The exact frequencies of the different sinusoids depend on both the sampling rate \(f_s\) at which the original signal was sampled, and the number of samples \(N\). For example, if we are sampling a continuous signal at a rate of \(500\)Hz and perform a 16-point DFT on the sampled data, the fundamental frequency of the sinusoids is \(31.25\)Hz. The \(N\) separate DFT analysis frequencies are:

\[ f_{\text{analysis}} (m) = \frac{m f_s}{N}. \]
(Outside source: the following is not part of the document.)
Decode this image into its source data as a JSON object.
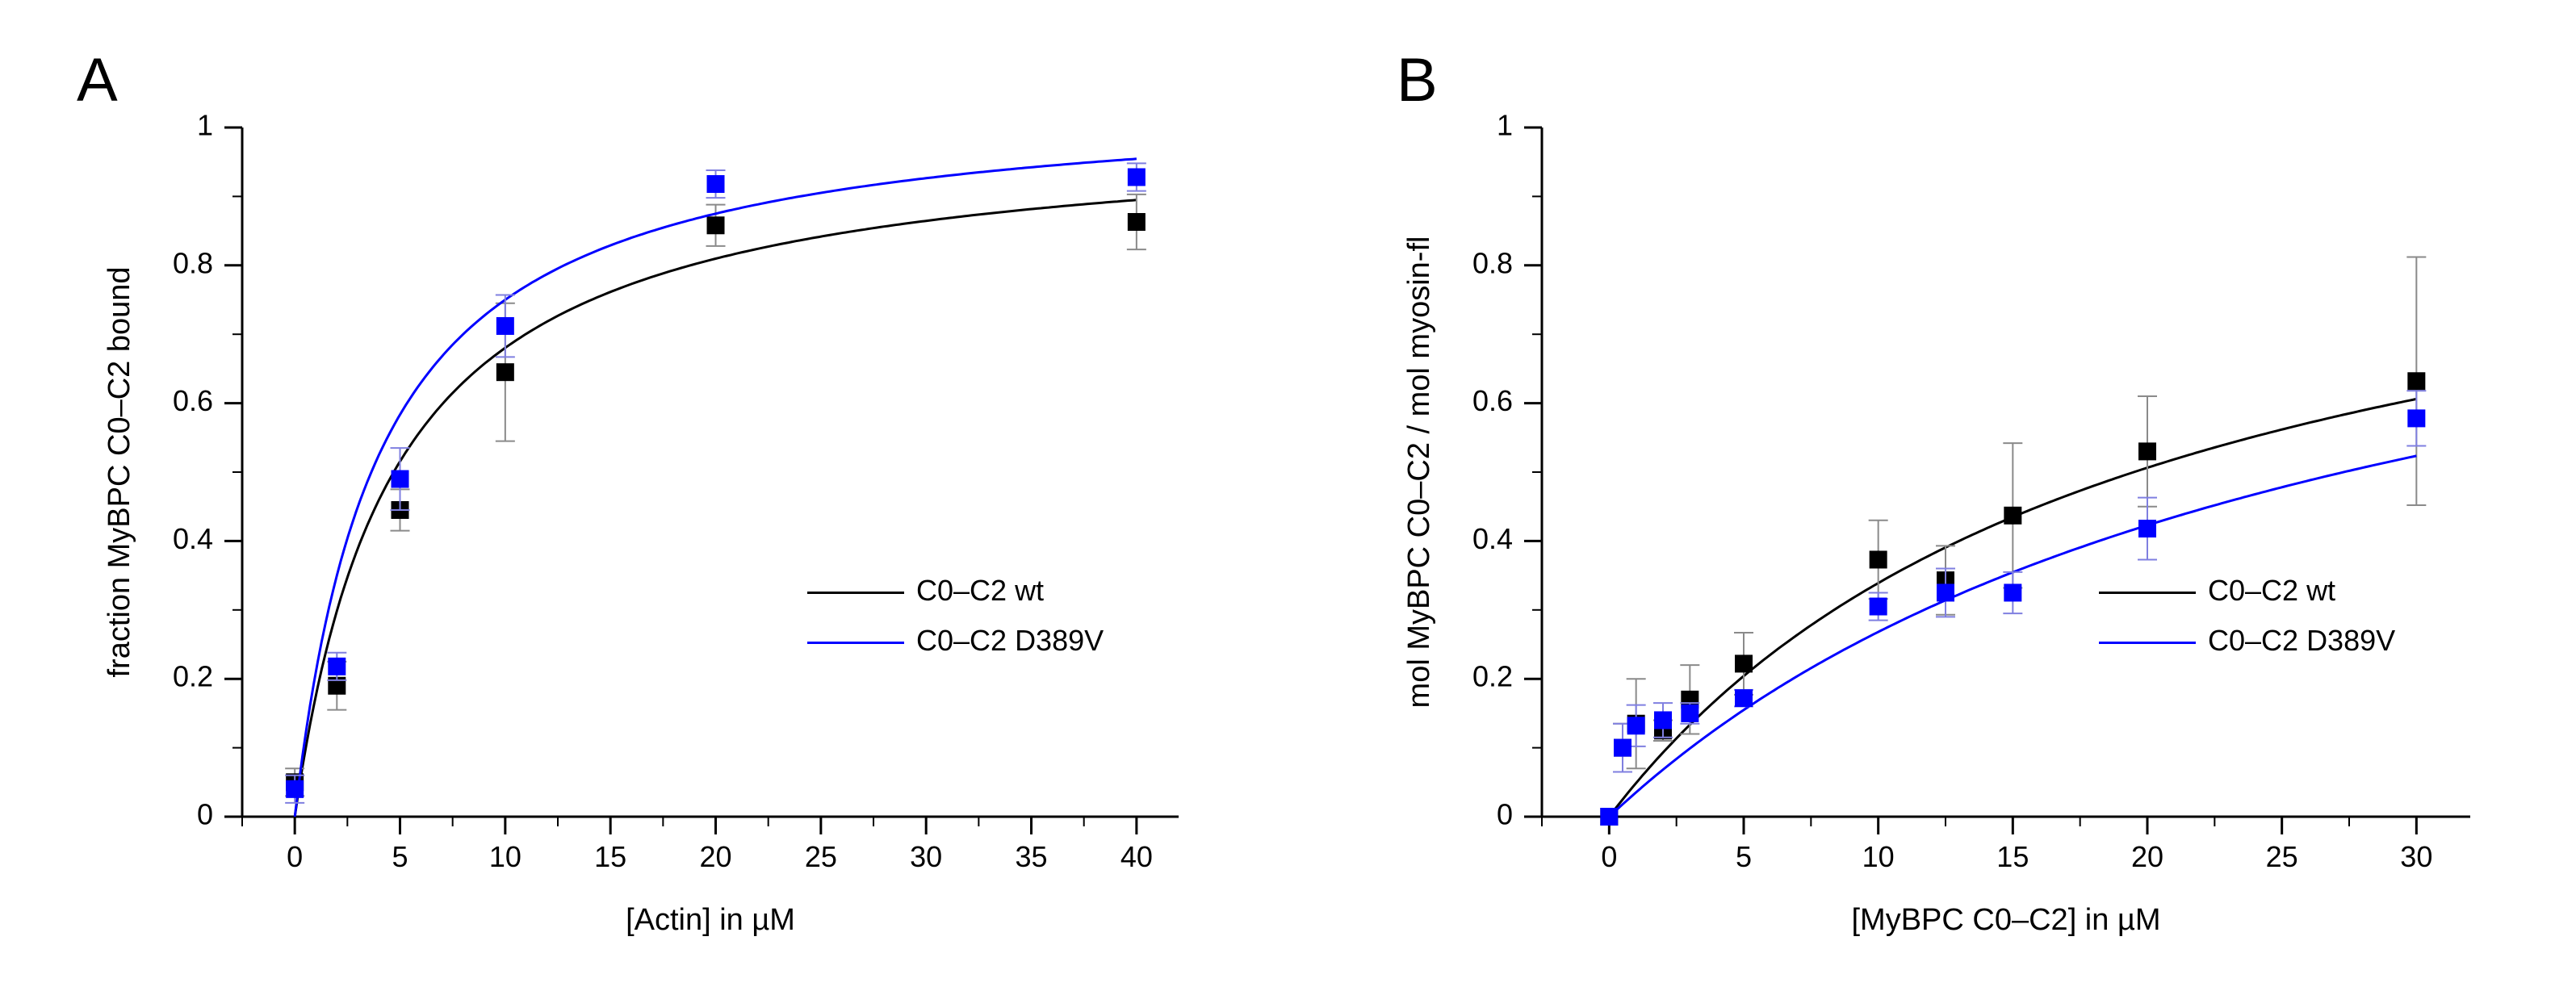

The DFT's frequency spacing (resolution) is \(f_s / N\). Note that analytical frequencies always have an integral number of cycles over our total sample interval.

Useful Properties

Property Definition
Conjugate Symmetry When the input sequence \(x(n)\) is real, the complex DFT outputs for \(m = 1\) to \(m = (N / 2) - 1\) are redundant with frequency output values for \(m > (N / 2)\). The \(m\)'th DFT output will have the same magnitude as the \((N - m)\)'th DFT output. The \(m\)'th and \((N-m)\)'th outputs are related by: \(\begin{align*} &X(m) = \|X(m)\| \angle X(m) = \|X(N - m)\| \angle - X(N- m), \ \text{for} \ 1 \leq m \leq (N / 2) - 1 \\ &X(m) = X^* (N - m). \end{align*}\) Hence, for \(N\)-point DFT on a real input sequence, only the first \(N / 2 + 1\) terms are independent.
Magnitude Given DFT transformation on an input signal with frequency \(f < f_s / 2\) peak amplitude \(A_0\) with an integral number of cycles over \(N\) input samples, the output amplitude for that particular sinewave (\(M_r\)) is: \(\begin{align*} &M_r = A_0 N / 2 \\ &\|X(m)\| = \sqrt{\text{Re}\left\{ X(m) \right\}^2 + \text{Im}\left\{ X(m) \right\}^2} \end{align*}\)
Phase \(\angle X(m) = \tan^{-1} \frac{\text{Im}\left\{ X(m) \right\}}{\text{Re}\left\{ X(m) \right\}}\)

Time-Frequency Properties

Property/Operation Time Function Fourier Transform
Linearity \(k_1 x(n) + k_2 y(n)\) \(k_1 X(m) + k_2 Y(m)\)
Shift Theorem \(x(n - k)\) \(X(m) \exp\left\{ -j2 \pi km / N \right\}\), where the input is shifted to the left by \(k\) samples

DFT Leakage

To reduce sidelobes and DFT leakage, a windowing function, \(w(n)\), needs to be applied:

\[ X_w (m) = \sum^{N - 1}_{n = 0} w(n) x(n) \exp \left\{ -j 2 \pi n m / N \right\}. \]

The benchmark windowing function is a rectangular window, i.e., \(w(n) = 1\), for \(n = 0, 1, \ldots, N - 1\). The continuous Fourier transform of the rectangular window function is \(X(m) = \frac{A_0 N}{2} \frac{\sin \left( \pi (k - m) \right)}{\pi(k - m)}\), where \(A_0\) is the peak amplitude and \(k\) is the input cycles which is not required to be an integer.

Window Function Name Function
Rectangular Window \(w(n) = 1\), for \(n = 0, 1, 2, \ldots, N - 1\)
Hanning Window \(w(n) = 0.5 - 0.5 \cos \left( 2 \pi n / N \right)\), for \(n = 0, 1, 2, \ldots, N - 1\)
Hamming Window \(w(n) = 0.54 - 0.46 \cos \left( 2 \pi n / N \right)\), for \(n = 0, 1, 2, \ldots, N - 1\)

Window selection is a trade-off between main lobe widening, first sidelobe levels, and how fast the sidelobes decrease with increased frequency.